Ecco una citazione di Winston Churchill del 1940: “Non puoi ragionare con una tigre quando hai la testa nella sua bocca”.

Vie d’uscita dalla crisi: l’autonomia energetica

L’ Alto Adige occupa una posizione eccezionale nel panorama energetico italiano. In Alto Adige ci sono 48 distributori di energia elettrica, 131 in tutta Italia. Ogni anno in Alto Adige vengono prodotti 6,8 TWh di energia elettrica. Le fonti di energia rinnovabili forniscono 6,6 TWh e l’88% dell’elettricità “verde” è generata da oltre 1.000 centrali idroelettriche. Tuttavia, l’Alto Adige consuma solo 3,2 TWh di elettricità all’anno. Tuttavia, i prezzi dell’elettricità in Alto Adige sono legati al rapido aumento dei prezzi di borsa del gas fossile. Si può accettare questa situazione, oppure si può cercare di cambiare il disegno del mercato. Da molti anni la federazione energia Alto Adige SEV si batte per sfruttare il margine di autonomia esistente al fine di influenzare attivamente la progettazione del mercato elettrico locale. I politici regionali hanno detto che questo non è possibile. SEV stesso ha interpellato rinomati studiosi di diritto e nel frattempo ha dimostrato che l’Alto Adige può benissimo osare una maggiore autonomia nella politica energetica.

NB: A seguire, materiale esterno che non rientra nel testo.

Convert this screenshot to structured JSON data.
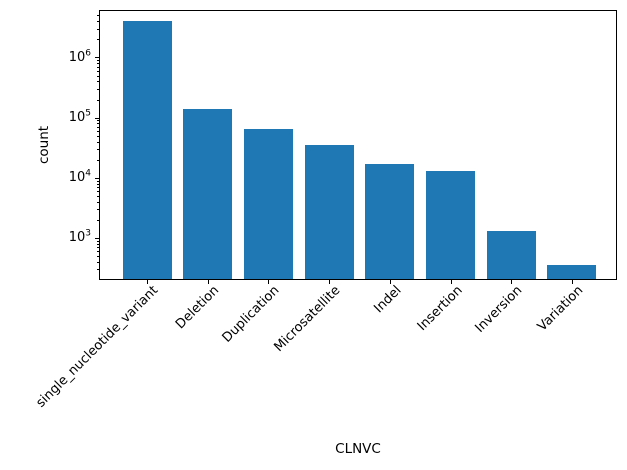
{
  "figure": {
    "background_color": "#ffffff",
    "spine_color": "#000000",
    "text_color": "#000000"
  },
  "chart_data": {
    "type": "bar",
    "title": "",
    "xlabel": "CLNVC",
    "ylabel": "count",
    "categories": [
      "single_nucleotide_variant",
      "Deletion",
      "Duplication",
      "Microsatellite",
      "Indel",
      "Insertion",
      "Inversion",
      "Variation"
    ],
    "values": [
      4000000,
      140000,
      65000,
      35000,
      17000,
      13000,
      1300,
      360
    ],
    "bar_color": "#1f77b4",
    "yscale": "log",
    "ylim": [
      208,
      5920000
    ],
    "ytick_exponents": [
      3,
      4,
      5,
      6
    ],
    "x_tick_rotation_deg": 45,
    "grid": false,
    "legend": null
  }
}
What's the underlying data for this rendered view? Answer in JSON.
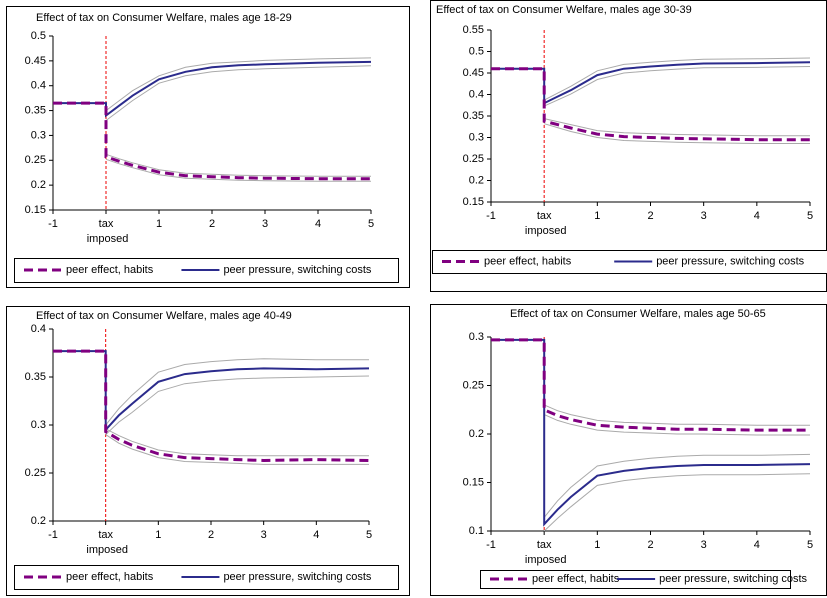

In primavera SEV, insieme alla Camera di commercio di Bolzano, ha fatto redigere un parere legale completo, il cui risultato è chiaro: la Provincia non solo può istituire un’autorità di regolazione nel settore dell’energia, ma è addirittura obbligata a farlo se vuole utilizzare le competenze previste dallo statuto di autonomia. Attualmente, lo Stato si assume queste competenze. Di conseguenza, la regolamentazione autonoma del mercato prevede un margine di manovra nella determinazione dei prezzi e nella contrattazione, come la formazione di una propria borsa elettrica o di una zona di prezzo locale. Anche in questo caso, i politici dicono che non è possibile. Stanno aspettando tempi migliori? Non è un’opzione in questa emergenza. Il vento, l’acqua e il sole, secondo la missione della FSP, sono beni comuni e non proprietà privata. I cittadini dovrebbero quindi condividere – direttamente, non solo indirettamente – la grande ricchezza di risorse del nostro Paese. Forse la crisi è un’opportunità per seguire finalmente questo principio.